The US Securities and Exchange Commission and the Department of Justice have accused Deutsche Bank of breaking the Foreign Corrupt Practices Act 1977. The bank has agreed to pay fines to both bodies, with more than $43 million going to resolve the SEC’s charges.
According to the SEC’s order, Deutsche Bank engaged foreign officials, their relatives and associates as third-party intermediaries, business development consultants and finders to obtain and retain global business. The SEC says that Deutsche Bank's internal accounting controls over the use and payment of such intermediaries left much to be desired, resulting in approximately $7 million in bribe payments or payments for unknown or unauthorised services. Deutsche, moreover, allegedly recorded these payments inaccurately as legitimate business expenses and its staff falsified invoices and documents.

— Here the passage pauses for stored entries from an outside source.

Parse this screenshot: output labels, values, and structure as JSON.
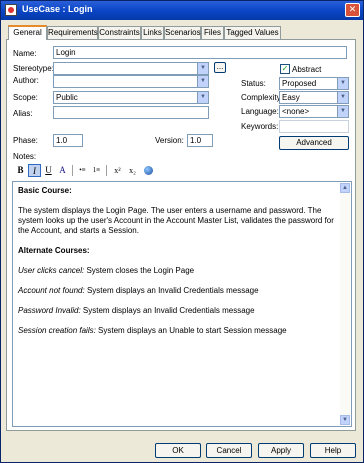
{
  "window": {
    "title": "UseCase : Login"
  },
  "tabs": [
    "General",
    "Requirements",
    "Constraints",
    "Links",
    "Scenarios",
    "Files",
    "Tagged Values"
  ],
  "form": {
    "name_label": "Name:",
    "name_value": "Login",
    "stereotype_label": "Stereotype:",
    "stereotype_value": "",
    "stereotype_button": "...",
    "abstract_label": "Abstract",
    "abstract_checked": "✓",
    "author_label": "Author:",
    "author_value": "",
    "status_label": "Status:",
    "status_value": "Proposed",
    "scope_label": "Scope:",
    "scope_value": "Public",
    "complexity_label": "Complexity:",
    "complexity_value": "Easy",
    "alias_label": "Alias:",
    "alias_value": "",
    "language_label": "Language:",
    "language_value": "<none>",
    "keywords_label": "Keywords:",
    "keywords_value": "",
    "advanced_button": "Advanced",
    "phase_label": "Phase:",
    "phase_value": "1.0",
    "version_label": "Version:",
    "version_value": "1.0",
    "notes_label": "Notes:"
  },
  "toolbar": {
    "bold": "B",
    "italic": "I",
    "underline": "U",
    "font_color": "A",
    "superscript": "x²",
    "subscript": "x₂"
  },
  "notes": {
    "heading1": "Basic Course:",
    "body": "The system displays the Login Page.  The user enters a username and password.  The system looks up the user's Account in the Account Master List, validates the password for the Account, and starts a Session.",
    "heading2": "Alternate Courses:",
    "alt1_name": "User clicks cancel:",
    "alt1_text": " System closes the Login Page",
    "alt2_name": "Account not found:",
    "alt2_text": " System displays an Invalid Credentials message",
    "alt3_name": "Password Invalid:",
    "alt3_text": " System displays an Invalid Credentials message",
    "alt4_name": "Session creation fails:",
    "alt4_text": "  System displays an Unable to start Session message"
  },
  "buttons": {
    "ok": "OK",
    "cancel": "Cancel",
    "apply": "Apply",
    "help": "Help"
  }
}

The SEC has accused Deutsche of breaking the Securities Exchange Act 1934's provisions that relate to books and records. Deutsche Bank agreed to a cease-and-desist order and to 'disgorge' ill-gotten gains of $35 million (with pre-judgment interest of $8 million) to settle things with the commission. The SEC did not impose a civil penalty because Deutsche has had to pay a $79 million criminal penalty to the DoJ to resolve criminal charges against it.
In total, according to the DoJ, the resolution includes criminal penalties of $85,186,206, criminal disgorgement of $681,480 and compensatory payments to victims of $1,223,738, on top of the $43,329,622 to be paid to the SEC.